Пусть каждого полюбит,
Пусть отвратит от бед.
Уже летит! А в клюве —
Зеленой мирты ветвь.

***

Я ставлю Нежность выше, чем Любовь,
К ребенку, женщине, всему живому.
И, убеждаясь в этом вновь и вновь,
Все больше этому я верю слову.

Любовью ведь желание зовут,
Инстинкт деторожденья и влеченье.
Тела друг друга мнут, и трут, и трут,
Чтоб захлебнуться в пике наслажденья.

Родник, луна в дорожке на воде,
Цветного луга запах густопряный,
Спокойствие и светлость, что везде,
Мне ближе извержения вулкана.

А что такое нежность?

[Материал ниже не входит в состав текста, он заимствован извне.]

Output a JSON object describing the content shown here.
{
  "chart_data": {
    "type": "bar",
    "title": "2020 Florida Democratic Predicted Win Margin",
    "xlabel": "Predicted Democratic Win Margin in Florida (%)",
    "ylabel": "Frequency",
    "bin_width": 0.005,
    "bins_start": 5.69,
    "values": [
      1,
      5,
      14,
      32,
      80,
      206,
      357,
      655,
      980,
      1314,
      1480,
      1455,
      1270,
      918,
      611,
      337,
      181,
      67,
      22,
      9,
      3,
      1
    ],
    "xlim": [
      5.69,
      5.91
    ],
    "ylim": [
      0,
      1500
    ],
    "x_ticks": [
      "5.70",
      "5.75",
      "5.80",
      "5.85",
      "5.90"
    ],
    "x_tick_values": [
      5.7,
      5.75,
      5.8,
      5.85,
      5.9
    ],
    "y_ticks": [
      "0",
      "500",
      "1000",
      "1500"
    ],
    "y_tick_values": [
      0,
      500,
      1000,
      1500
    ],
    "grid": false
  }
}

Это грусть,
Печаль и радость, трепетность и светлость,
Живут в одном сосуде, будет пусть
Не броска нам на глаз ее приметность.

От сердца к сердцу ласковой волной
Душе подарит щедро безмятежность.
И хоть не навсегда она с тобой —
Прекрасна жизнь, которой правит нежность.

ТАК ЖИЛ

Жизнь моя, полосатая, как много я в ней повидал.
По законам людским и Б-жьим пытался прожить.
Я деревья сажал, а затем я их порой вырубал,
Как теперь посчитать: отнять сколько или сложить?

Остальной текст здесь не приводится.